Another, albeit lesser, challenge was revitalizing the new Urban Hall at 70 Harder Dr. in Belleville, to spruce up its kitchen, washroom facilities and overall décor and ambiance. They have many more improvements planned but are pacing themselves as they keep up with the day to day operations and multiple projects in the works. Again, balance among the busyness is key.  “This summer we’re looking at having it booked every weekend and probably a couple of times during the week as well. We’re doing a lot of the renovations in between when we have the hall booked, to make sure we can keep it open and running. It’s already becoming quite a popular place, because we can hold 257 people” said Fenton.

Partners In The Community

When Tim and Sharon needed advice and funding help, they worked closely with the folks at the Trenval Business Development Corporation, who also helped promote each of the new projects coming forth from their fertile entrepreneurial imaginations. “Trenval has been a tremendous support with all our projects, as have our raving fans who have watched in anticipation as we have dived head first into one new project after another”, muses Huckle.

The couple’s longer-term vision, according to Fenton, is to see Urban Collective grow and prosper, and the Nice Ice Baby Ice Cream brand become something that folks can get at other restaurants as well as retail outlets. “A lot of people coming up from Toronto see the ice cream as something that could easily be offered there. I know they want to further it as a retail brand and get it into stores, because that’s something that could really go far because it’s an actual product and an actual brand. The creamery, once it opens, would just be the starting point for that expansion of the product line,” Fenton said.
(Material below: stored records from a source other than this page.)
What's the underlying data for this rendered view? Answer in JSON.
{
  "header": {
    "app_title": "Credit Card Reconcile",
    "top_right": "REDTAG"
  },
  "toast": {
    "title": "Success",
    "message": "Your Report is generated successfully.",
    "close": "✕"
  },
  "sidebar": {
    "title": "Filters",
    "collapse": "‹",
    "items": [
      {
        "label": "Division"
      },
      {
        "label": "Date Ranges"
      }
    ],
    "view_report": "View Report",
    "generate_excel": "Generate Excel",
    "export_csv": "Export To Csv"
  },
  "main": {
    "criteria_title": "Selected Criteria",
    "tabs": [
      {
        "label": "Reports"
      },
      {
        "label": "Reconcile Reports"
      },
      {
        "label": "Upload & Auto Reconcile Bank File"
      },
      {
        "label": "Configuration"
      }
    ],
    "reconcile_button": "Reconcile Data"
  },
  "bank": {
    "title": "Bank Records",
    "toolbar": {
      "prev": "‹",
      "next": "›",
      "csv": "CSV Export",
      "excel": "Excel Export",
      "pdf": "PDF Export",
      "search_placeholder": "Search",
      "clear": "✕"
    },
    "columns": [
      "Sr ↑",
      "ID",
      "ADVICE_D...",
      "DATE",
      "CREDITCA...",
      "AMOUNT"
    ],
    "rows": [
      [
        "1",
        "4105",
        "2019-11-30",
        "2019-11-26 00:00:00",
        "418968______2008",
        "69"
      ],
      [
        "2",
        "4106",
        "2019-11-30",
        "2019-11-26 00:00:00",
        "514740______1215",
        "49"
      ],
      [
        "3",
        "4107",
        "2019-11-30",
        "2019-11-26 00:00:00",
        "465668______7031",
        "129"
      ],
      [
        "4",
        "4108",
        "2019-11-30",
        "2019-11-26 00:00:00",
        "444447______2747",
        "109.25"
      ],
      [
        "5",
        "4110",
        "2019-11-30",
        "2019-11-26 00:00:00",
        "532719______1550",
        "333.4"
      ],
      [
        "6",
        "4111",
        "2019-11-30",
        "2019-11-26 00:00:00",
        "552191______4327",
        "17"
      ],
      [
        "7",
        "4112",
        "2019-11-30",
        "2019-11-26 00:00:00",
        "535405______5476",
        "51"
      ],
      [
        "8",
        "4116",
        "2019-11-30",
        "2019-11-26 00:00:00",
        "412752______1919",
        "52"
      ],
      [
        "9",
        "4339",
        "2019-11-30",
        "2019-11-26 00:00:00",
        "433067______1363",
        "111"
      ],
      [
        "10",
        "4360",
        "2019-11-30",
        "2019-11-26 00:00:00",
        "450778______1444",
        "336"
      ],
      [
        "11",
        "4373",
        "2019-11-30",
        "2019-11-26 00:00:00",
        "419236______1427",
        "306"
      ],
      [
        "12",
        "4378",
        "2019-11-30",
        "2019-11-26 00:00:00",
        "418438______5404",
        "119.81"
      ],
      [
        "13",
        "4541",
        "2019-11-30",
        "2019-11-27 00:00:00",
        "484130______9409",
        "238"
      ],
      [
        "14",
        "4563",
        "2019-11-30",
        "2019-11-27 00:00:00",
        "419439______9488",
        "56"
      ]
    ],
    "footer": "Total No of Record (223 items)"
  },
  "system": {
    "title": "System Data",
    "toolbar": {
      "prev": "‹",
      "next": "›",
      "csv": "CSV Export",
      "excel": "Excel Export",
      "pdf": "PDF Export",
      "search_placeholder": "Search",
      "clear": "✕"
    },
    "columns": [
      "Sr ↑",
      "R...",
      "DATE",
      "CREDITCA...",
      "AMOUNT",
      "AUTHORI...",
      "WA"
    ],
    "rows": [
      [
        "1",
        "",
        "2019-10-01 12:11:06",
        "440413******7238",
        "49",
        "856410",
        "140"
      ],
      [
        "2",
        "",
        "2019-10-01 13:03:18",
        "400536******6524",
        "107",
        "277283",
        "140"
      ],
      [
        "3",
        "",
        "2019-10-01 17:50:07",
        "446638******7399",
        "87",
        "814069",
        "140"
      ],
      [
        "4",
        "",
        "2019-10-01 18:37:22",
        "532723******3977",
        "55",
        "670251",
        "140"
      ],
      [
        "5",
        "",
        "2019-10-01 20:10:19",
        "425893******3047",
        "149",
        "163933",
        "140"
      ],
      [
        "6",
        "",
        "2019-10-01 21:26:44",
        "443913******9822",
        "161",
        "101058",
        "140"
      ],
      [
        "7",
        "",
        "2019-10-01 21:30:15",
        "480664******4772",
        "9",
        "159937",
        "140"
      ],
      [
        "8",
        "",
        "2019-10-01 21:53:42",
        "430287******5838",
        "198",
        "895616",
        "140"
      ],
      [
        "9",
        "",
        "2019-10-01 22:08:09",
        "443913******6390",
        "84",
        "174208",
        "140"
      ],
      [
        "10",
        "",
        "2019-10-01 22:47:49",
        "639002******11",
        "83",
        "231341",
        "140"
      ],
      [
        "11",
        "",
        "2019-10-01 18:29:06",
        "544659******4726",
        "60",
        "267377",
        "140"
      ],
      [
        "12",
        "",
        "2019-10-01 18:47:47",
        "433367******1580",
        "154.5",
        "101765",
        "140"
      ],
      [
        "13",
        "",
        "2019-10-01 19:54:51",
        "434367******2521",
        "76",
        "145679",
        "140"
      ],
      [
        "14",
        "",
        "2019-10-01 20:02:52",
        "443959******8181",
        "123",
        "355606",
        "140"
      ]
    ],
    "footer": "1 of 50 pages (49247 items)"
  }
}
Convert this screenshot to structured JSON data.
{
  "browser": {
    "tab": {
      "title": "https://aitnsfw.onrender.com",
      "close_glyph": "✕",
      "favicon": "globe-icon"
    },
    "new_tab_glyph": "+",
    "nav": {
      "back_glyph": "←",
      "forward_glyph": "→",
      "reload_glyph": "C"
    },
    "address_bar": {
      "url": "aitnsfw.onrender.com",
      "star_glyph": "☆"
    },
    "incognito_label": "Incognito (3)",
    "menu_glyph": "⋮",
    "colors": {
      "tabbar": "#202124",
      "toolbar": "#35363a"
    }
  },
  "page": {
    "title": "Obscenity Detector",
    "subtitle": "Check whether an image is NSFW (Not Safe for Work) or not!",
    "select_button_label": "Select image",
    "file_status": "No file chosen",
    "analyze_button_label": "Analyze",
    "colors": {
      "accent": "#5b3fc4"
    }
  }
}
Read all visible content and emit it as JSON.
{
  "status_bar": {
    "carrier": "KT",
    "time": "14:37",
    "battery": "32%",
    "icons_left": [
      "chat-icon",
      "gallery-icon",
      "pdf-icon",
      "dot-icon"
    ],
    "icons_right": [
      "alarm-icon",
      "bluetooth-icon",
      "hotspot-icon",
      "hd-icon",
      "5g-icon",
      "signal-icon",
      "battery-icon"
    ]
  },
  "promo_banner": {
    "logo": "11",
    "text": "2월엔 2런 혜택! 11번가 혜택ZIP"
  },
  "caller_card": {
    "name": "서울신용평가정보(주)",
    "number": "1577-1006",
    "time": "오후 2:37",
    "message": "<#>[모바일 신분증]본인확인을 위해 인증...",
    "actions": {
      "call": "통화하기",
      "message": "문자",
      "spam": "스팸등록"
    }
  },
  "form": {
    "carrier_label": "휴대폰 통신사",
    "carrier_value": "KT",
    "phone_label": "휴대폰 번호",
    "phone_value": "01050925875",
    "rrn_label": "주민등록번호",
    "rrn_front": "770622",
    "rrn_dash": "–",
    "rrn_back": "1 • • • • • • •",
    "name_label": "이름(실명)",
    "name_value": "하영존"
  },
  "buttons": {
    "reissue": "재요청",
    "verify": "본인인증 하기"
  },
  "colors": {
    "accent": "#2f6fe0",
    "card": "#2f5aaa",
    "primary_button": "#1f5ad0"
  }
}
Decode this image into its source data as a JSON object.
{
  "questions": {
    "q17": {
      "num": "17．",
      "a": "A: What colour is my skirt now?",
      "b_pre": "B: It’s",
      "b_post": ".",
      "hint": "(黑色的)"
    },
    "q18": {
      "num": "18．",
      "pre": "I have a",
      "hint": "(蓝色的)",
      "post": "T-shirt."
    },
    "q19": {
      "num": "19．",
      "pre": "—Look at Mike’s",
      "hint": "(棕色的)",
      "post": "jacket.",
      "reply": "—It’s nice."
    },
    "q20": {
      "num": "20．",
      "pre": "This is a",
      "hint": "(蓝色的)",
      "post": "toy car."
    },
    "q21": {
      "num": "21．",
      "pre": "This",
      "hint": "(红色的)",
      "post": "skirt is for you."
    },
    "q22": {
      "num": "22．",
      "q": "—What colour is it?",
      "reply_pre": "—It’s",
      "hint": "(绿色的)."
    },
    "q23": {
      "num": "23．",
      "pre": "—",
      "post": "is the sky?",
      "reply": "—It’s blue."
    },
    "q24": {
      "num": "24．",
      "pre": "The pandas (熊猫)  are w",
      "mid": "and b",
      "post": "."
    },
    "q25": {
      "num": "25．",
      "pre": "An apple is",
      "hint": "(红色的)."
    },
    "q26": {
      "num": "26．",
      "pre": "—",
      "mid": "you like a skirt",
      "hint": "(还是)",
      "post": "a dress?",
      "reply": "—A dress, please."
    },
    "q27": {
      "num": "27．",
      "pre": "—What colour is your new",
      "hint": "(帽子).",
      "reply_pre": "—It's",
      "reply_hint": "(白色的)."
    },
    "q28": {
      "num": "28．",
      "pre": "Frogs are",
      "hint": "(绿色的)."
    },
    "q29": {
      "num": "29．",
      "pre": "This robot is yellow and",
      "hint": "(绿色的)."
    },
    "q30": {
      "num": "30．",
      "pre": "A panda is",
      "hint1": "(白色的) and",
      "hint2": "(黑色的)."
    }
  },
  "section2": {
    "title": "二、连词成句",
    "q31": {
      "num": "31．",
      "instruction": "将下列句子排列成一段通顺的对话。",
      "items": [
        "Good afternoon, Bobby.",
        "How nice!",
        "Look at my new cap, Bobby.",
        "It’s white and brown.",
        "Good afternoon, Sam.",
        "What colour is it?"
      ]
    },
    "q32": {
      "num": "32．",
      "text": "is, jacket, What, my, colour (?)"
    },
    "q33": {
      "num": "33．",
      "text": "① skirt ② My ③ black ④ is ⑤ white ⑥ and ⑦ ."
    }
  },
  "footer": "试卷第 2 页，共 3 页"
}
Now the couple is looking at creative ways to make the funding for that project to happen, including a boisterous crowdfunding campaign which really aims to get the community involved. “We owe our past and present success to our community. We have always known this and have seen it as our responsibility to be grateful for that support and generous in our reciprocity”, says Huckle. In the past 18 years the couple has donated more than $450,000 to local charities, averaging about $25,000 per year in donations, not to mention countless hours at fundraising events and on local committees. Their GoFundMe campaign to raise $200,000 for the new ice cream facility launches March 26th and offers an array of rewards for sponsors who pledge their support for the project.  Huckle says, “We hope people will see all the good we’ve done as serial entrepreneurs: creating jobs, restoring heritage buildings, revitalizing our downtown, forging connections with other local businesses and help support us to move forward in our goals to make the Bay of Quinte region a really nice, really sweet place to be.”